No existe en los ordenamientos un estatuto que defina en qué debe consistir específicamente un programa de Compliance. Y así tiene que ser, porque de esa manera sus responsables pueden libremente decidir dónde resultan más útiles en aras a la consecución de sus fines. En todo caso, más allá del imprescindible análisis inicial de riesgos, parece razonable que, en permanente armonía con los órganos de administración y dirección (el conocido tone at the top), desempeñen un papel en el desarrollo e interpretación de las normas internas (que tienen su base última en los ordenamientos jurídicos).

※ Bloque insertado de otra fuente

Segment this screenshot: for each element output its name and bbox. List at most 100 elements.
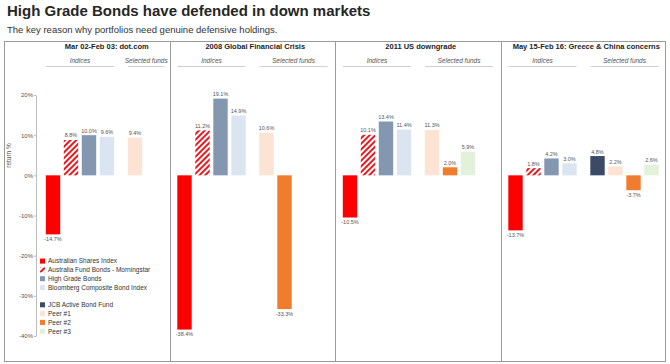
data-label: -10.5% [341,219,359,225]
bar [343,175,357,217]
bar [195,130,209,175]
data-label: 14.9% [231,108,247,114]
data-label: 13.4% [378,114,394,120]
y-tick: 10% [21,133,36,139]
y-tick-label: -30% [19,293,34,299]
bar [100,137,114,176]
y-tick-mark [34,216,36,217]
data-label: 11.2% [195,123,210,129]
data-label: 19.1% [213,91,229,97]
y-tick-mark [34,135,36,136]
data-label: 3.0% [563,156,576,162]
legend-swatch [40,320,45,325]
y-tick: 0% [24,173,36,179]
legend-swatch [40,267,45,272]
chart-svg: High Grade Bonds have defended in down m… [0,0,670,364]
bar [544,158,558,175]
y-tick-mark [34,95,36,96]
group-heading: Indices [70,57,91,64]
y-tick: -30% [19,293,36,299]
y-axis-title: return % [5,143,12,168]
chart-title: High Grade Bonds have defended in down m… [7,2,370,19]
group-underline [128,66,165,67]
legend-swatch [40,329,45,334]
panel-title: 2011 US downgrade [385,42,456,51]
legend-swatch [40,276,45,281]
panel-title: May 15-Feb 16: Greece & China concerns [513,42,660,51]
data-label: -33.3% [276,311,294,317]
y-tick-mark [34,336,36,337]
group-heading: Selected funds [125,57,169,64]
data-label: 1.8% [527,161,540,167]
bar [231,115,245,175]
panel-separator [501,41,502,362]
plot-frame [5,42,666,362]
panel-separator [170,41,171,362]
data-label: 11.3% [424,122,439,128]
data-label: 2.2% [609,159,622,165]
bar [443,167,457,175]
legend-label: Peer #3 [48,328,71,335]
y-axis: -40% -30% -20% -10% 0% 10% 20% [19,92,37,339]
y-tick-label: -40% [19,333,34,339]
data-label: 10.0% [81,128,97,134]
legend-swatch [40,285,45,290]
group-underline [260,66,328,67]
data-label: 10.1% [360,127,376,133]
group-underline [178,66,246,67]
bar [128,138,142,176]
legend-swatch [40,302,45,307]
panel-separator [335,41,336,362]
group-underline [425,66,493,67]
bar [626,175,640,190]
data-label: 4.2% [545,151,558,157]
legend-item: Peer #3 [40,328,71,335]
data-label: 9.6% [101,129,114,135]
bar [397,130,411,176]
bar [213,99,227,176]
y-tick-mark [34,296,36,297]
y-tick-label: 20% [21,92,34,98]
group-heading: Indices [532,57,553,64]
legend-label: High Grade Bonds [48,275,102,283]
chart-subtitle: The key reason why portfolios need genui… [7,24,277,35]
group-heading: Selected funds [272,57,316,64]
legend-label: Bloomberg Composite Bond Index [48,284,148,292]
group-underline [343,66,411,67]
group-underline [509,66,577,67]
legend-item: Peer #2 [40,319,71,326]
bar [461,152,475,176]
y-tick-label: -10% [19,213,34,219]
data-label: -14.7% [44,236,62,242]
legend-item: Australian Shares Index [40,257,118,264]
data-label: 5.9% [462,144,475,150]
legend-swatch [40,259,45,264]
bar [361,135,375,176]
legend-label: Peer #1 [48,310,71,317]
data-label: -13.7% [507,232,525,238]
legend-label: Peer #2 [48,319,71,326]
panel-title: 2008 Global Financial Crisis [205,42,305,51]
legend-label: Australian Shares Index [48,257,118,264]
data-label: -3.7% [626,192,640,198]
data-label: -38.4% [176,331,194,337]
group-underline [591,66,659,67]
bar [277,175,291,309]
data-label: 11.4% [396,122,411,128]
y-tick-label: -20% [19,253,34,259]
bar [590,156,604,175]
y-tick: 20% [21,92,36,98]
bar [64,140,78,175]
bars [46,99,659,330]
data-label: 2.6% [645,157,658,163]
texts: Mar 02-Feb 03: dot.comIndices-14.7%8.8%1… [44,42,660,337]
group-heading: Indices [201,57,222,64]
legend-item: Australia Fund Bonds - Morningstar [40,266,151,274]
legend-swatch [40,311,45,316]
data-label: 4.8% [591,149,604,155]
bar [177,175,191,329]
y-tick: -10% [19,213,36,219]
bar [259,133,273,176]
legend-label: JCB Active Bond Fund [48,301,113,308]
panel-title: Mar 02-Feb 03: dot.com [65,42,149,51]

También deberán participar en la supervisión del ecosistema de relaciones de la compañía (por ejemplo, con administraciones y con terceros), en el desarrollo de iniciativas que contribuyan a la formación y concienciación del conjunto organizativo, en la gestión de herramientas que posibiliten la detección de eventuales irregularidades y su investigación, y en el aseguramiento de que tales irregularidades tienen consecuencias y son, además, lecciones aprendidas para el futuro.
Puede colegirse de lo anterior que el Compliance, con una auctoritas que debe ganarse a pulso (utilizando con destreza tanto la mano izquierda como la derecha), serpentea activamente en los entresijos de la empresa para conseguir en ella lo que las Constituciones ambicionan para los Estados con sus sistemas de división de poderes: prevenir la arbitrariedad.

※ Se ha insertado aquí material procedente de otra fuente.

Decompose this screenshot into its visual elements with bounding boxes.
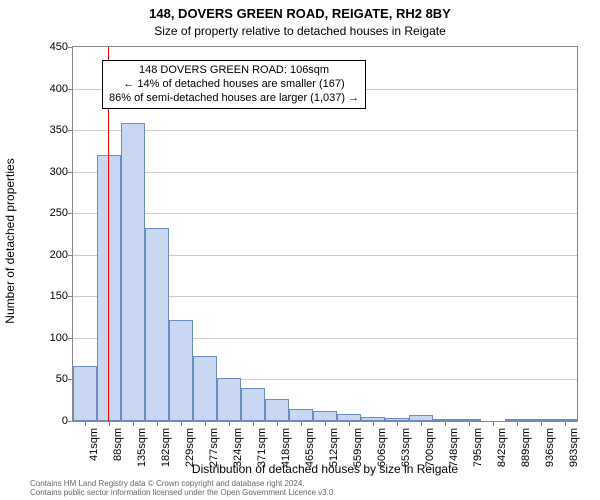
y-tick-mark (68, 338, 72, 339)
x-tick-mark (205, 422, 206, 426)
histogram-bar (193, 356, 217, 421)
y-tick-mark (68, 296, 72, 297)
gridline (73, 172, 577, 173)
y-tick-mark (68, 421, 72, 422)
x-tick-mark (373, 422, 374, 426)
x-tick-label: 795sqm (473, 428, 485, 467)
x-tick-mark (325, 422, 326, 426)
histogram-bar (409, 415, 433, 421)
x-tick-mark (229, 422, 230, 426)
histogram-bar (289, 409, 313, 421)
x-tick-label: 277sqm (209, 428, 221, 467)
histogram-bar (265, 399, 289, 421)
y-tick-label: 150 (28, 290, 68, 302)
x-tick-mark (445, 422, 446, 426)
x-tick-label: 418sqm (281, 428, 293, 467)
x-tick-label: 748sqm (449, 428, 461, 467)
y-tick-mark (68, 213, 72, 214)
x-tick-label: 465sqm (305, 428, 317, 467)
credits-line-2: Contains public sector information licen… (30, 488, 336, 497)
chart-title-address: 148, DOVERS GREEN ROAD, REIGATE, RH2 8BY (0, 6, 600, 21)
y-tick-mark (68, 47, 72, 48)
x-tick-label: 135sqm (137, 428, 149, 467)
x-tick-label: 512sqm (329, 428, 341, 467)
x-tick-mark (85, 422, 86, 426)
x-tick-mark (493, 422, 494, 426)
histogram-bar (97, 155, 121, 421)
x-tick-label: 41sqm (89, 428, 101, 461)
y-axis-title: Number of detached properties (3, 158, 17, 323)
y-tick-label: 100 (28, 332, 68, 344)
gridline (73, 130, 577, 131)
annotation-line: ← 14% of detached houses are smaller (16… (109, 78, 359, 92)
y-tick-label: 450 (28, 41, 68, 53)
y-tick-mark (68, 89, 72, 90)
histogram-bar (433, 419, 457, 421)
chart-container: 148, DOVERS GREEN ROAD, REIGATE, RH2 8BY… (0, 0, 600, 500)
histogram-bar (169, 320, 193, 421)
histogram-bar (313, 411, 337, 421)
credits-line-1: Contains HM Land Registry data © Crown c… (30, 479, 336, 488)
x-tick-label: 700sqm (425, 428, 437, 467)
x-tick-mark (565, 422, 566, 426)
chart-subtitle: Size of property relative to detached ho… (0, 24, 600, 38)
y-tick-mark (68, 172, 72, 173)
y-tick-label: 350 (28, 124, 68, 136)
x-tick-label: 559sqm (353, 428, 365, 467)
histogram-bar (529, 419, 553, 421)
histogram-bar (121, 123, 145, 421)
x-tick-mark (109, 422, 110, 426)
x-tick-mark (421, 422, 422, 426)
y-tick-label: 50 (28, 373, 68, 385)
y-tick-mark (68, 255, 72, 256)
x-tick-mark (517, 422, 518, 426)
x-tick-mark (133, 422, 134, 426)
x-tick-label: 371sqm (257, 428, 269, 467)
histogram-bar (337, 414, 361, 421)
x-tick-label: 983sqm (569, 428, 581, 467)
x-tick-mark (301, 422, 302, 426)
x-tick-label: 842sqm (497, 428, 509, 467)
x-tick-label: 936sqm (545, 428, 557, 467)
histogram-bar (505, 419, 529, 421)
x-tick-mark (541, 422, 542, 426)
x-tick-label: 229sqm (185, 428, 197, 467)
histogram-bar (457, 419, 481, 421)
y-tick-label: 0 (28, 415, 68, 427)
x-tick-mark (157, 422, 158, 426)
x-tick-label: 653sqm (401, 428, 413, 467)
x-tick-label: 889sqm (521, 428, 533, 467)
y-tick-mark (68, 130, 72, 131)
y-tick-mark (68, 379, 72, 380)
gridline (73, 213, 577, 214)
histogram-bar (217, 378, 241, 421)
x-tick-mark (349, 422, 350, 426)
x-tick-label: 182sqm (161, 428, 173, 467)
histogram-bar (145, 228, 169, 421)
annotation-line: 148 DOVERS GREEN ROAD: 106sqm (109, 64, 359, 78)
annotation-box: 148 DOVERS GREEN ROAD: 106sqm← 14% of de… (102, 60, 366, 109)
x-tick-label: 324sqm (233, 428, 245, 467)
x-tick-mark (277, 422, 278, 426)
x-tick-label: 88sqm (113, 428, 125, 461)
x-tick-mark (181, 422, 182, 426)
credits-block: Contains HM Land Registry data © Crown c… (30, 479, 336, 497)
x-tick-mark (469, 422, 470, 426)
y-tick-label: 250 (28, 207, 68, 219)
histogram-bar (73, 366, 97, 421)
histogram-bar (241, 388, 265, 421)
histogram-bar (385, 418, 409, 421)
x-tick-mark (397, 422, 398, 426)
histogram-bar (361, 417, 385, 421)
x-tick-label: 606sqm (377, 428, 389, 467)
annotation-line: 86% of semi-detached houses are larger (… (109, 92, 359, 106)
y-tick-label: 400 (28, 83, 68, 95)
x-tick-mark (253, 422, 254, 426)
histogram-bar (553, 419, 577, 421)
y-tick-label: 200 (28, 249, 68, 261)
y-tick-label: 300 (28, 166, 68, 178)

Y acaso podría concluirse que, en ese viaje firme pero intricado, el Compliance asoma su cabeza en diferentes territorios que, en un Estado, estarían asociados a cada uno de los tres poderes: el legislativo, el ejecutivo y el judicial.
El paradigma
Las claves de un buen programa de cumplimiento las pontifica el Departament of Justice de EE. UU.: que esté bien diseñado, que disponga de recursos y autoridad para desarrollar sus funciones, y que funcione en la práctica.
Este paradigma es de aplicación, no solo a un sistema global de cumplimiento, sino a todos aquellos programas específicos que, cada vez en mayor medida, las regulaciones nacionales y transnacionales admiten como factores mitigantes de responsabilidad: los modelos de responsabilidad penal, los programas anticorrupción o de sanciones internacionales, los modelos de Compliance fiscal, laboral o de competencia, los programas de privacidad…
Las autoridades se están convenciendo de que, en último término, cualquier disciplina es susceptible de disfrutar los beneficios de un buen programa de Compliance; un buen ejemplo puede ser el que desarrollen las compañías para enfrentar los nuevos desafíos normativos relacionados con la inteligencia artificial. En todos estos ámbitos, los tradicionales y los emergentes, Telefónica puede presumir de haber liderado o liderar desde una posición de vanguardia.
La unicidad
Dejemos para el final otra de las características que, en mi opinión, debe presentar un programa de Compliance de una empresa como la nuestra, tan diversa en sus geografías y en sus negocios: la unicidad. Se trata de que todos los empleados del Grupo nos veamos reconocidos en un instrumento, flexible sí (para dar cabida a todas las especialidades, principalmente regulatorias, de nuestro complejo conglomerado societario), pero al mismo tiempo único, que sea uniforme en sus planteamientos y que inspire todo cuanto hacemos.
De esa manera, estaremos dejando nuestra impronta en el acervo cultural de compañía del que, en el año de nuestro centenario, tan orgullosos nos sentimos.